Mala zarar verme suçu başkasının mülkiyetinde bulunan taşınır veya taşınmaz malın kısmen veya tamamen yıkılması, tahrip edilmesi, yok edilmesi, bozulması kullanılamaz hâle getirilmesi veya kirletilmesiyle oluşur. Bu bakımdan, söz konusu suç, seçimlik hareketli bir suçtur. Yıkma, yalnızca taşınmazlar için söz konusudur. Taşınmazın önceki kullanış biçimine uygun olarak bir daha kullanılamaz duruma getirilmesini ifade eder. Yok etme, suça konu şeyin maddî varlığını ortadan kaldırmaktır. Bozma, suça konu şeyin, amacına uygun olarak kullanılması olanağını ortadan kaldırmaktır. Kirletme, başkasının binasının duvarına yazı yazmak, resim yapmak, afiş ve ilân yapıştırmak şeklinde gerçekleştirilmektedir.
Sanığın Anamur Otogarı içerisinde muz satışı işi yaptığı, otogarın arka kısmıda bir süre alkol aldıktan sonra tekrar işyerine geldiği, almış olduğu alkolün etkisi otogar içine girdiği sırada, kapı camlarına vurarak camları kırdığı somut olayda, kamu malına zarar verme suçunun oluştuğuna yönelik kabulde bir isabetsizlik görülmemiştir.
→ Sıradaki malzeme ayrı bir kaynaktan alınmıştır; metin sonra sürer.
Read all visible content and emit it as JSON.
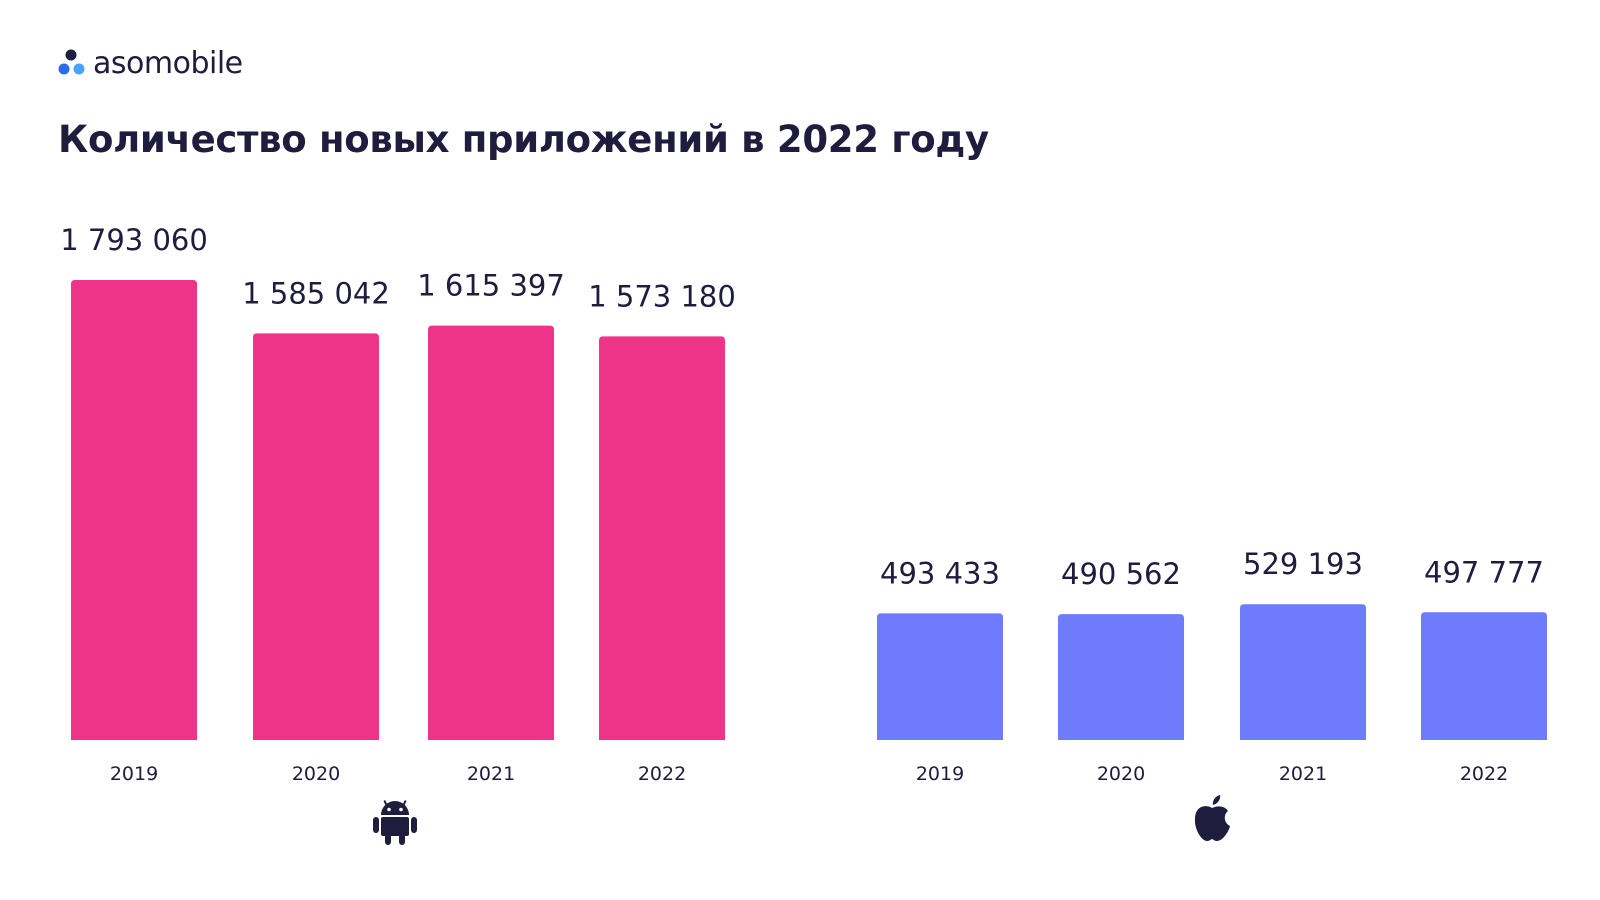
{
  "brand": {
    "name": "asomobile",
    "logo_icon": "asomobile-dots-icon",
    "logo_colors": [
      "#1f1d3d",
      "#2a6cf0",
      "#4ba3ff"
    ]
  },
  "title": "Количество новых приложений в 2022 году",
  "colors": {
    "android": "#ee3488",
    "ios": "#6e7bfb",
    "text": "#1f1d3d"
  },
  "chart_data": [
    {
      "type": "bar",
      "platform_icon": "android-icon",
      "categories": [
        "2019",
        "2020",
        "2021",
        "2022"
      ],
      "values": [
        1793060,
        1585042,
        1615397,
        1573180
      ],
      "value_labels": [
        "1 793 060",
        "1 585 042",
        "1 615 397",
        "1 573 180"
      ],
      "color": "#ee3488"
    },
    {
      "type": "bar",
      "platform_icon": "apple-icon",
      "categories": [
        "2019",
        "2020",
        "2021",
        "2022"
      ],
      "values": [
        493433,
        490562,
        529193,
        497777
      ],
      "value_labels": [
        "493 433",
        "490 562",
        "529 193",
        "497 777"
      ],
      "color": "#6e7bfb"
    }
  ]
}
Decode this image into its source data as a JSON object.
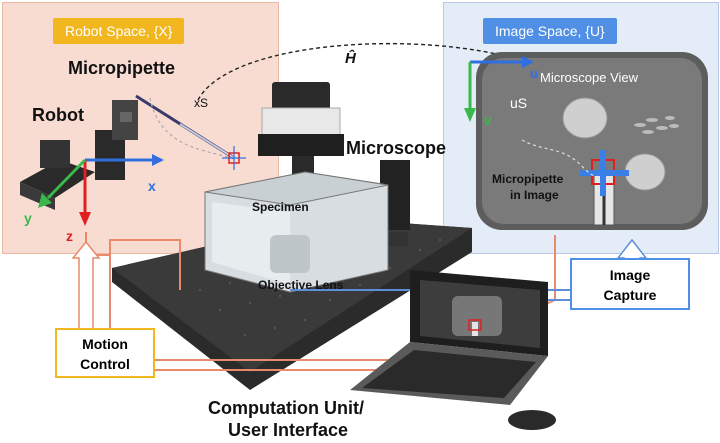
{
  "panels": {
    "robot_space": "Robot Space, {X}",
    "image_space": "Image Space, {U}"
  },
  "labels": {
    "micropipette": "Micropipette",
    "robot": "Robot",
    "microscope": "Microscope",
    "specimen": "Specimen",
    "objective_lens": "Objective Lens",
    "xs": "xS",
    "h_hat": "Ĥ",
    "axis_x": "x",
    "axis_y": "y",
    "axis_z": "z",
    "microscope_view": "Microscope View",
    "axis_u": "u",
    "axis_v": "v",
    "us": "uS",
    "micropipette_in_image_1": "Micropipette",
    "micropipette_in_image_2": "in Image",
    "computation_1": "Computation Unit/",
    "computation_2": "User Interface"
  },
  "boxes": {
    "motion_1": "Motion",
    "motion_2": "Control",
    "capture_1": "Image",
    "capture_2": "Capture"
  },
  "colors": {
    "robot_panel": "#f8dcd2",
    "image_panel": "#e4ecf8",
    "robot_tag": "#f2b71f",
    "image_tag": "#4f8fe5",
    "axis_x": "#2f6fe0",
    "axis_y": "#39b94a",
    "axis_z": "#e02020",
    "orange_link": "#e98a6a",
    "blue_link": "#5d8fd8"
  }
}
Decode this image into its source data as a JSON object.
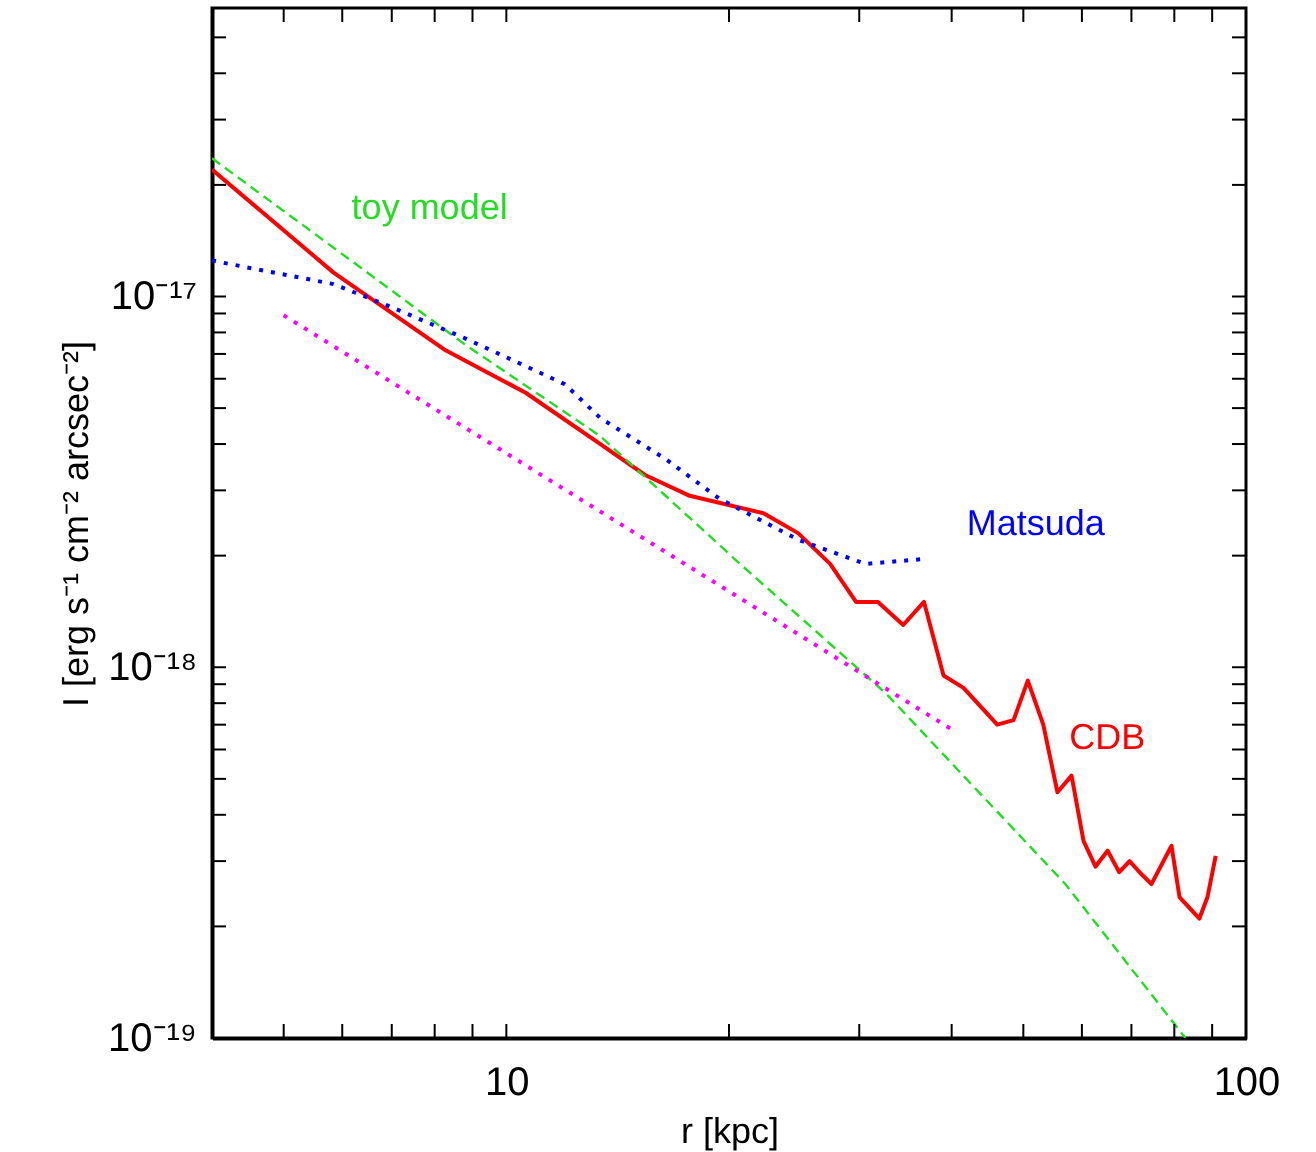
{
  "chart_data": {
    "type": "line",
    "xlabel": "r [kpc]",
    "ylabel": "I [erg s⁻¹ cm⁻² arcsec⁻²]",
    "log": "xy",
    "grid": false,
    "marker": "none",
    "xlim": [
      4,
      100
    ],
    "ylim": [
      1e-19,
      6e-17
    ],
    "xticks": [
      {
        "value": 4,
        "label": null
      },
      {
        "value": 5,
        "label": null
      },
      {
        "value": 6,
        "label": null
      },
      {
        "value": 7,
        "label": null
      },
      {
        "value": 8,
        "label": null
      },
      {
        "value": 9,
        "label": null
      },
      10,
      {
        "value": 20,
        "label": null
      },
      {
        "value": 30,
        "label": null
      },
      {
        "value": 40,
        "label": null
      },
      {
        "value": 50,
        "label": null
      },
      {
        "value": 60,
        "label": null
      },
      {
        "value": 70,
        "label": null
      },
      {
        "value": 80,
        "label": null
      },
      {
        "value": 90,
        "label": null
      },
      100
    ],
    "yticks": [
      {
        "value": 1e-19,
        "label": "10⁻¹⁹"
      },
      {
        "value": 2e-19,
        "label": null
      },
      {
        "value": 3e-19,
        "label": null
      },
      {
        "value": 4e-19,
        "label": null
      },
      {
        "value": 5e-19,
        "label": null
      },
      {
        "value": 6e-19,
        "label": null
      },
      {
        "value": 7e-19,
        "label": null
      },
      {
        "value": 8e-19,
        "label": null
      },
      {
        "value": 9e-19,
        "label": null
      },
      {
        "value": 1e-18,
        "label": "10⁻¹⁸"
      },
      {
        "value": 2e-18,
        "label": null
      },
      {
        "value": 3e-18,
        "label": null
      },
      {
        "value": 4e-18,
        "label": null
      },
      {
        "value": 5e-18,
        "label": null
      },
      {
        "value": 6e-18,
        "label": null
      },
      {
        "value": 7e-18,
        "label": null
      },
      {
        "value": 8e-18,
        "label": null
      },
      {
        "value": 9e-18,
        "label": null
      },
      {
        "value": 1e-17,
        "label": "10⁻¹⁷"
      },
      {
        "value": 2e-17,
        "label": null
      },
      {
        "value": 3e-17,
        "label": null
      },
      {
        "value": 4e-17,
        "label": null
      },
      {
        "value": 5e-17,
        "label": null
      }
    ],
    "series": [
      {
        "name": "CDB",
        "color": "#ff0000",
        "line_style": "solid",
        "x": [
          4,
          5.84,
          8.24,
          10.62,
          13.4,
          15.4,
          17.7,
          22.3,
          24.8,
          27.4,
          29.7,
          31.8,
          34.4,
          36.7,
          39.0,
          41.5,
          46.1,
          48.5,
          50.7,
          53.2,
          55.6,
          58.1,
          60.3,
          62.6,
          65.0,
          67.4,
          69.6,
          71.8,
          74.5,
          79.3,
          81.3,
          86.5,
          88.7,
          91.0
        ],
        "values": [
          2.2e-17,
          1.16e-17,
          7.2e-18,
          5.5e-18,
          4e-18,
          3.3e-18,
          2.9e-18,
          2.6e-18,
          2.3e-18,
          1.9e-18,
          1.5e-18,
          1.5e-18,
          1.3e-18,
          1.5e-18,
          9.5e-19,
          8.8e-19,
          7e-19,
          7.2e-19,
          9.2e-19,
          7e-19,
          4.6e-19,
          5.1e-19,
          3.4e-19,
          2.9e-19,
          3.2e-19,
          2.8e-19,
          3e-19,
          2.8e-19,
          2.6e-19,
          3.3e-19,
          2.4e-19,
          2.1e-19,
          2.4e-19,
          3.1e-19
        ]
      },
      {
        "name": "toy model",
        "color": "#22dd22",
        "line_style": "dashed",
        "x": [
          4,
          8.81,
          13.4,
          20.7,
          32.6,
          57.0,
          82.8
        ],
        "values": [
          2.36e-17,
          7.4e-18,
          4.2e-18,
          1.9e-18,
          8.5e-19,
          2.6e-19,
          1e-19
        ]
      },
      {
        "name": "Matsuda",
        "color": "#0000ff",
        "line_style": "dotted",
        "x": [
          4,
          5.84,
          6.87,
          8.81,
          12.0,
          13.4,
          16.4,
          19.4,
          24.9,
          30.6,
          36.9
        ],
        "values": [
          1.25e-17,
          1.08e-17,
          9.5e-18,
          7.7e-18,
          5.8e-18,
          4.7e-18,
          3.65e-18,
          2.85e-18,
          2.2e-18,
          1.9e-18,
          1.96e-18
        ]
      },
      {
        "color": "#ff00ff",
        "line_style": "dotted",
        "x": [
          5,
          40
        ],
        "values": [
          8.9e-18,
          6.8e-19
        ]
      }
    ]
  }
}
Yapılan yargılamaya, toplanıp karar yerinde gösterilen delillere, mahkemenin kovuşturma sonuçlarına uygun olarak oluşan kanaat ve takdirine, incelenen dosya kapsamına göre, yerinde görülmeyen sair temyiz itirazlarının reddine, ancak;
Mağdur kurum vekilinin 13.04.2010 tarihli celsede sanığın kurum zararını “.. yaklaşık 1 ay kadar önce gidermiştir” şeklinde beyanda bulunduğu, yine mağdur belediyenin 13.04.2010 tarihli yazı cevabından da zararın hangi tarihte giderildiğinun belirtilmemesine rağmen mahkemece sanığın zararı olayın ertesi günü giderdiği şeklindeki beyanına itibar edilerek sanık hakkında TCK.nun 168/1.maddesinin uygulanması cihetine gidilmiş olması karşısında, gerçeğin kuşkuya yer vermeyecek şekilde tespiti amacıyla mağdur belediyeden sanığın suça konu zararı hangi tarihte giderdiği sorulup buna ilişkin belgelerin denetime olanak verecek şekilde dosyada içerisine alınmasından sonra sanığın hukuki durumunun takdir ve tayini gerektiği gözetilmeyerek eksik inceleme ile yazılı şekilde hüküm kurulması,
Bozmayı gerektirmiş, o yer Cumhuriyet savcısının temyiz itirazları bu itibarla yerinde görülmüş olduğundan, hükmün bu nedenlerle, 5320 sayılı Kanunu’nun 8/1. maddesine istinaden uygulanması gereken 1412 sayılı CMUK’nın 321. maddesi uyarınca BOZULMASINA, 21.10.2014 tarihinde oybirliğiyle karar verildi.